Semantic Segmentation
A computer vision task that classifies every pixel of an image into a semantic category, producing a dense map that labels each pixel as belonging to a road, building, sky, person, or any other class.
Sentiment Analysis
An NLP technique that automatically determines the emotional tone or opinion expressed in text — typically classifying it as positive, negative, or neutral — to extract subjective insights at scale.

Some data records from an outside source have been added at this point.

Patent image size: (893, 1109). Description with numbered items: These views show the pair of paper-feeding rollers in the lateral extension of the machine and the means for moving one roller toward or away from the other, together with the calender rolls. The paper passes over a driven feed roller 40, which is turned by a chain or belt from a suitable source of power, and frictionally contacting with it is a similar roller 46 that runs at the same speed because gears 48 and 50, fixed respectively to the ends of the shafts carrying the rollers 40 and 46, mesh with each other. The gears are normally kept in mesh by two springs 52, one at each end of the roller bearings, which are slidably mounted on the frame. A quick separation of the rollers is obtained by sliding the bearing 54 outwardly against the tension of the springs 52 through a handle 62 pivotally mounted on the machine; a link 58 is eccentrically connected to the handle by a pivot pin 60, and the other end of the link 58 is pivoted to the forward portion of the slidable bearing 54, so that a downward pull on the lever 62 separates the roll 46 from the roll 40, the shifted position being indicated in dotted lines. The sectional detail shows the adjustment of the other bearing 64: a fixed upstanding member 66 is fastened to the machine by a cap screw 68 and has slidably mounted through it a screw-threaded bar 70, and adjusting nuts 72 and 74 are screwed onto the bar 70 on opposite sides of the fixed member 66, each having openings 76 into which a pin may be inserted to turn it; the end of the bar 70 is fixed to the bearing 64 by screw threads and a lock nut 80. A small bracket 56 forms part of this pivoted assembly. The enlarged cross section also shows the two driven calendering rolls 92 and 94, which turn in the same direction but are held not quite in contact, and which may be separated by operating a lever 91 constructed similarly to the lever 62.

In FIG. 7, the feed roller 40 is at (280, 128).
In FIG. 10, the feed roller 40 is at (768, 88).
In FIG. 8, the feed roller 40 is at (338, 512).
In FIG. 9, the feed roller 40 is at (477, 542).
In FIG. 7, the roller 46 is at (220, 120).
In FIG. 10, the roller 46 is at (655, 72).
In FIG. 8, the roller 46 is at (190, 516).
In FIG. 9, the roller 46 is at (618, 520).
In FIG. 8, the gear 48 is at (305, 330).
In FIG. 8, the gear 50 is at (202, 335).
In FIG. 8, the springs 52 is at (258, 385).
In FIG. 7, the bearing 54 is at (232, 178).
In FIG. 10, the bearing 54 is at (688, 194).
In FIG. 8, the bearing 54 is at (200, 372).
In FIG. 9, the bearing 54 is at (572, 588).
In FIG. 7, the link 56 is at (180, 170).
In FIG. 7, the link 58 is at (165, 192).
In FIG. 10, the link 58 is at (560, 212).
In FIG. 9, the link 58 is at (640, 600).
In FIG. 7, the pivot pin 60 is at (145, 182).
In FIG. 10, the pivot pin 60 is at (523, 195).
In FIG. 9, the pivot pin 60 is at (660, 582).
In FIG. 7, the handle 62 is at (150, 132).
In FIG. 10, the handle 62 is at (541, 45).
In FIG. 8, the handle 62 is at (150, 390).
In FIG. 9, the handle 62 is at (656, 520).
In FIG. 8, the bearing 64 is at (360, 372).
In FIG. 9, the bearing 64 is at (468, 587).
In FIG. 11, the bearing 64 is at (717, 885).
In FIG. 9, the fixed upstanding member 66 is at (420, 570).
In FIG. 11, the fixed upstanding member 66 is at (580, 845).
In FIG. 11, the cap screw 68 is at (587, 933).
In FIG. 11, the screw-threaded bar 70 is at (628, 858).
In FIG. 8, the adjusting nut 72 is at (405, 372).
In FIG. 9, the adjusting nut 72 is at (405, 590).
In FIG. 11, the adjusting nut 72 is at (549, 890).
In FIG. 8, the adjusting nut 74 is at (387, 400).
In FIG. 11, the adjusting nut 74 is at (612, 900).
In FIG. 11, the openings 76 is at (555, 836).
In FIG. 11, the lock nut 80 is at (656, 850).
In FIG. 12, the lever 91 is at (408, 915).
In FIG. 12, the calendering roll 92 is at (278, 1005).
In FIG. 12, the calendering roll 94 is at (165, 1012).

Named Entity Recognition (NER)
An NLP task that identifies and classifies named entities in text — such as people, organizations, locations, dates, and monetary values — enabling structured extraction from unstructured language.
Ethics & Society
7 TermsAI Ethics
The field that establishes principles and frameworks to guide the development and deployment of AI systems in ways that are fair, transparent, accountable, and respectful of human rights and values.
Algorithmic Bias
The tendency of AI systems to produce systematically unfair or discriminatory outcomes for certain groups — arising from biased training data, flawed model assumptions, or the contexts in which systems are deployed.
Fairness
An AI ethics principle and active research area focused on ensuring AI systems produce equitable outcomes across demographic groups — a goal that involves irresolvable trade-offs between competing mathematical definitions of what 'fair' actually means.
Explainable AI (XAI)
A set of methods and principles aimed at making AI model decisions interpretable and transparent to humans — enabling auditing, debugging, regulatory compliance, and trust in AI systems.
AI Alignment Problem
The fundamental challenge of ensuring that advanced AI systems pursue goals and exhibit behaviors that are genuinely aligned with human values and intentions — especially as systems become more capable and autonomous.
AI Safety
An interdisciplinary research field focused on ensuring that AI systems are reliable, controllable, and beneficial — addressing both near-term risks from current systems and long-term risks from potentially transformative future AI.
Technological Singularity
A hypothetical future point at which technological progress — particularly AI-driven recursive self-improvement — becomes so rapid and transformative that it fundamentally and irreversibly alters human civilization in ways that cannot be predicted from our current vantage point.
Technical Concepts
8 TermsAlgorithm
A finite, well-defined sequence of instructions or rules that takes an input, performs a series of computational steps, and produces an output — the foundational building block of all computing and AI systems.
Training Data
The dataset used to train a machine learning model — the examples from which the model learns the statistical patterns, relationships, and representations it will use to make predictions on new data.
Test Data
A held-out dataset used exclusively to evaluate a trained model's performance on unseen examples — providing an unbiased estimate of how the model will perform in the real world.
Loss Function
A mathematical function that quantifies the difference between a model's predictions and the true values — the signal that guides the learning process by telling the model how wrong it is and in which direction to improve.
Epoch
One complete pass through the entire training dataset during model training — a unit of training progress used to track how many times every training example has been seen by the model.
Batch Size
The number of training examples processed together in a single forward and backward pass during model training — a hyperparameter that balances training speed, memory usage, and gradient estimate quality.
Learning Rate
A hyperparameter that controls the size of the weight updates during gradient descent — determining how quickly or slowly a model learns from its training data.
Inference
The process of using a trained machine learning model to make predictions or generate outputs on new, unseen data — the production phase that follows training and deployment.